Segundo o produtor de Hollywood, haverá um "ajuste de calendário" nas produções americanas, com maior prejuízo na indústria das séries, que deve durar pelo menos até setembro.

"Se elas não puderem voltar à produção até o meio do ano, teremos temporadas prejudicadas até agosto ou setembro. No caso dos filmes é diferente porque os cinemas estão fechados em sua maioria, ou seja, as pessoas estão em casa vendo TV e streaming."

Nunan diz que ainda não está claro quais serão os novos protocolos de higiene e segurança adotados pelas produções depois da crise, mas eles devem envolver um pacto de confiança nos sets de filmagens.

Nesta semana, o estado da Califórnia anunciou um plano para a reabertura de sua indústria de entretenimento, fechada desde março, mas ainda com muitas dúvidas sobre a retomada das atividades na prática.

Isso porque a cidade de Los Angeles, onde se concentra a maior parte das produções e estúdios de Hollywood, tem mais de 40 mil casos confirmados e quase 2.000 mortes por Covid-19 —mais da metade dos diagnósticos e óbitos em todo o estado, o que deve dificultar o relaxamento das regras.

"Não acho que podemos produzir filmes de maneira satisfatória sob distanciamento social. Virão protocolos novos, que darão às equipes e elencos a sensação de segurança, como um pacto de fé, em que todos fazem o melhor que podem para voltar ao trabalho", afirma Nunan.
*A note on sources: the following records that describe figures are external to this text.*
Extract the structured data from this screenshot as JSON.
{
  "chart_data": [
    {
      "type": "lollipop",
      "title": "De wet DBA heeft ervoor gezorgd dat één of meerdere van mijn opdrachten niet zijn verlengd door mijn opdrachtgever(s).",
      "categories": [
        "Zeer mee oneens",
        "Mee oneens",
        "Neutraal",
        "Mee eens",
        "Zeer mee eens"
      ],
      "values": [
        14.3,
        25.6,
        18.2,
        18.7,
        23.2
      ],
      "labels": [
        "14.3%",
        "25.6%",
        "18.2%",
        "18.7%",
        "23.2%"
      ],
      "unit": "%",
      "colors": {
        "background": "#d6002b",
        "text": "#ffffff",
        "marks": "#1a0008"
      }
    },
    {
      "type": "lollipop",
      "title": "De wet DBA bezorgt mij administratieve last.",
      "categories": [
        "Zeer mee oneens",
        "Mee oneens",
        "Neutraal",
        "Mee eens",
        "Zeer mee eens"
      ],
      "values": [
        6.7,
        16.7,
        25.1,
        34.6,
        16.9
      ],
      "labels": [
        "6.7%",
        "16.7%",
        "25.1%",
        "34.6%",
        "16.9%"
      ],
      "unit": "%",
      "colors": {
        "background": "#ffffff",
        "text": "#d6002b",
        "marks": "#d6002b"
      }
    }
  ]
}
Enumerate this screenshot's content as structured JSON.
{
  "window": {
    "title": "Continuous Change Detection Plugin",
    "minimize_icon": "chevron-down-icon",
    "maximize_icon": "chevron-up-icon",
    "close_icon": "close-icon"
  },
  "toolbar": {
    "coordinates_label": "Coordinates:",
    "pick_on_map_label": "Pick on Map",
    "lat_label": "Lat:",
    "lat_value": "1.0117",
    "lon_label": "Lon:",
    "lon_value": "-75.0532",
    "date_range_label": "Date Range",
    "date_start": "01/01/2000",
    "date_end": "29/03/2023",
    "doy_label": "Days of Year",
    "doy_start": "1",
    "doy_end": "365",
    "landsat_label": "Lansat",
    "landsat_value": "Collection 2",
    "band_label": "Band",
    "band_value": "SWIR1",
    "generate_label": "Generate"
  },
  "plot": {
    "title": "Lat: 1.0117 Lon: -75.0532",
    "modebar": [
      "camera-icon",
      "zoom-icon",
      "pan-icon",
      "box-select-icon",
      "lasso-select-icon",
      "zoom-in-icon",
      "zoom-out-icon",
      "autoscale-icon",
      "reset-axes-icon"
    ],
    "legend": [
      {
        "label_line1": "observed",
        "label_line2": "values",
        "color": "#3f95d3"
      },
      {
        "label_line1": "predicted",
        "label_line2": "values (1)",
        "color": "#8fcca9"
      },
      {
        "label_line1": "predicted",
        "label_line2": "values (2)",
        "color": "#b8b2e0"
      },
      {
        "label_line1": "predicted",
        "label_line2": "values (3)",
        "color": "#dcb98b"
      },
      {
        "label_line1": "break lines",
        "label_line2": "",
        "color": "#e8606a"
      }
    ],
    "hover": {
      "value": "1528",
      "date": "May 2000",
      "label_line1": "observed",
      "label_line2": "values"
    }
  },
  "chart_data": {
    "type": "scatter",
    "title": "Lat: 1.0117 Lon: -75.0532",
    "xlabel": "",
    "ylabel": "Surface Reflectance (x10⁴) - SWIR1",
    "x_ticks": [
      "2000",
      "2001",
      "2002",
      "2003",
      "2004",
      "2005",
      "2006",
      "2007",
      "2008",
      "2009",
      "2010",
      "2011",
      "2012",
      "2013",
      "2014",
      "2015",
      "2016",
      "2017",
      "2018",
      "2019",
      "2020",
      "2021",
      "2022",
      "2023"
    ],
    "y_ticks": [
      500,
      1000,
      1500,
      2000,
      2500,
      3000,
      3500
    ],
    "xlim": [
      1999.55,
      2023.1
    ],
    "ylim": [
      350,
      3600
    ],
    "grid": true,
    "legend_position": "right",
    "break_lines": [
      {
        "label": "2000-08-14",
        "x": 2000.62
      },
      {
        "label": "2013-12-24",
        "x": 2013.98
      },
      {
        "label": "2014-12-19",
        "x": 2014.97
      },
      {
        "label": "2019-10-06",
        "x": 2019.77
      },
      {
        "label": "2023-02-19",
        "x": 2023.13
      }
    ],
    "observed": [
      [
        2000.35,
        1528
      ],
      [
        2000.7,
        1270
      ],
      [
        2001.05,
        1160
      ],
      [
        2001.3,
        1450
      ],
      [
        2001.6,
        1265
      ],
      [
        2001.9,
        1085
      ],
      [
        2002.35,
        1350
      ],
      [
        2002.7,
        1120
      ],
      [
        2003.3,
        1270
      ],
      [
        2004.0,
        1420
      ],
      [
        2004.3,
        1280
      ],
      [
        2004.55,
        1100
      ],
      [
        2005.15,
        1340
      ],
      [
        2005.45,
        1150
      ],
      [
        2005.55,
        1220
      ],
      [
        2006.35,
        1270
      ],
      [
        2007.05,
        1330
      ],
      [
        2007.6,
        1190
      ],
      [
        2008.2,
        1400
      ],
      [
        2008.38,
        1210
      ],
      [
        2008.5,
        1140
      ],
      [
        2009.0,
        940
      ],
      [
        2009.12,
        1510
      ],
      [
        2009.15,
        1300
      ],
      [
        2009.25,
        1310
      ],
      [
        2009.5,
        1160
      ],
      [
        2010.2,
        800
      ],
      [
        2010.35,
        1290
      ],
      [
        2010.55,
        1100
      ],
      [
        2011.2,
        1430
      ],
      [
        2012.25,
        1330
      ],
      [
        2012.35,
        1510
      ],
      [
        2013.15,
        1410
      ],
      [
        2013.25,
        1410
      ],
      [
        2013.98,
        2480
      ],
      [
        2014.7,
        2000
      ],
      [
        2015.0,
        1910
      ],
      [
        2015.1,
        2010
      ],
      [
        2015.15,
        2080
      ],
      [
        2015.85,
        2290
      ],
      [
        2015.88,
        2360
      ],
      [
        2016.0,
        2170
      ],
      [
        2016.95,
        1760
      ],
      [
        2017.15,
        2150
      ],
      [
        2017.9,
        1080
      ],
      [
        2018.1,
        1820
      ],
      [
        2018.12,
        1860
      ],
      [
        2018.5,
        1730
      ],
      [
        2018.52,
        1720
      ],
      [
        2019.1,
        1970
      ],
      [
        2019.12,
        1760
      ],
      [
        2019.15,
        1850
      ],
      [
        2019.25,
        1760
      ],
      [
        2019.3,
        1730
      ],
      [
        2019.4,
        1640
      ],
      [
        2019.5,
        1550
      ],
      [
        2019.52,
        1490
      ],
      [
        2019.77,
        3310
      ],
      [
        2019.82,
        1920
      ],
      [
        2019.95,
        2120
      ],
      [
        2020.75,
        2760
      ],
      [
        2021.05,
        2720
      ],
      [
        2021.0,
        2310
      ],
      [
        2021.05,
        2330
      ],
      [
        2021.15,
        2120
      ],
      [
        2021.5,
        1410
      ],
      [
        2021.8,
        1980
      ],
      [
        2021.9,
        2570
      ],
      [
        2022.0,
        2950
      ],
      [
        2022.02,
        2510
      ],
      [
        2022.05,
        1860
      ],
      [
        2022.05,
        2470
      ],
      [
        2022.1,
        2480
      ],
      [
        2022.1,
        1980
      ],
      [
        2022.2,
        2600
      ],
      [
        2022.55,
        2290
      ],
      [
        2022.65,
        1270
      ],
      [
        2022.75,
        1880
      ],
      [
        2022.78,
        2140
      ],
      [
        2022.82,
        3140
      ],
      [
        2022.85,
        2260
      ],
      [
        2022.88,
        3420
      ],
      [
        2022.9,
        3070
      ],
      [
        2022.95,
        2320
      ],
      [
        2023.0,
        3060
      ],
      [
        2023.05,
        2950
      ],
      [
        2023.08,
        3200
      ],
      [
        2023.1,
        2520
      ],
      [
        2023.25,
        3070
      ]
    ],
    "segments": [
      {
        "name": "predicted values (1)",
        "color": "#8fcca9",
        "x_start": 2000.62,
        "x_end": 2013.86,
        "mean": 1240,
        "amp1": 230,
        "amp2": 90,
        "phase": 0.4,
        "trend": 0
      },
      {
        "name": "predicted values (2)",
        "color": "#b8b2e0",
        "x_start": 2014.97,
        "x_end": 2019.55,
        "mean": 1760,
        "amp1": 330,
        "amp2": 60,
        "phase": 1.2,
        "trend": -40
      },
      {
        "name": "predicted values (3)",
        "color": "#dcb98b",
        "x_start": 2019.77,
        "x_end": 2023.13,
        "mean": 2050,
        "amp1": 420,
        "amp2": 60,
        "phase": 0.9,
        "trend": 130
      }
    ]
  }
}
Cumprimentar alguém com um aperto de mão, ele afirma, provavelmente virou história, mas veremos implementações de inovações para além de ficar trancado em casa em pleno século 21.

A filmagem virtual de um episódio de uma hora para a TV, por exemplo, exige trabalho hercúleo de equipe e elenco.

Diretores e roteiristas não conseguem agir pessoalmente em cena e os atores precisam cuidar de maquiagem, figurino, iluminação, captação de som, filmagem, entre outras funções, além da própria atuação.

O enorme empenho exigido não deve ser compensado com grande interesse da audiência a longo prazo.

As primeiras experiências, como em "All Rise", chamam atenção, mas as pessoas logo devem se saturar da temática e do formato.

Nunan lembra que, depois da gripe espanhola, em 1918, artistas não tratavam do assunto em suas obras porque a população não queria reviver os traumas nas telas.

"A cultura pop não lidou com a gripe espanhola de nenhuma maneira depois da crise. Os artistas só queriam esquecer aquilo. O que emergiu depois, na década de 1920, foi crescimento econômico, e as pessoas voltaram a se divertir."

"All Rise", no entanto, não foi a única produção a tentar explorar ferramentas e assuntos da pandemia como saída na dramaturgia americana.

Ainda no terreno das soluções extraordinárias, a série "Parks and Recreation" foi a primeira comédia com roteiro a fazer isso, com um especial de reencontro da trama que terminou há cinco anos. ​

O humorístico "Saturday Night Live" também teve seu episódio remoto apresentado por Tom Hanks, recém-recuperado de Covid-19.

Nos canais jornalísticos americanos, como CNN e Fox News, repórteres e especialistas entram no ar direto de suas casas para participar dos programas ao vivo.

Numa frente que parece ser mais perene, a Netflix anunciou a produção chamada "Social Distance". Dos mesmos criadores de "Orange is the New Black", a série, ainda sem data de estreia, será baseada na vida durante a pandemia e está sendo criada, segundo a plataforma, sob as regras de distanciamento social.

O desafio será prender a atenção de um público cansado de ficar em casa e projetar uma realidade ainda pouco clara sobre qual será o novo normal quando a crise acabar.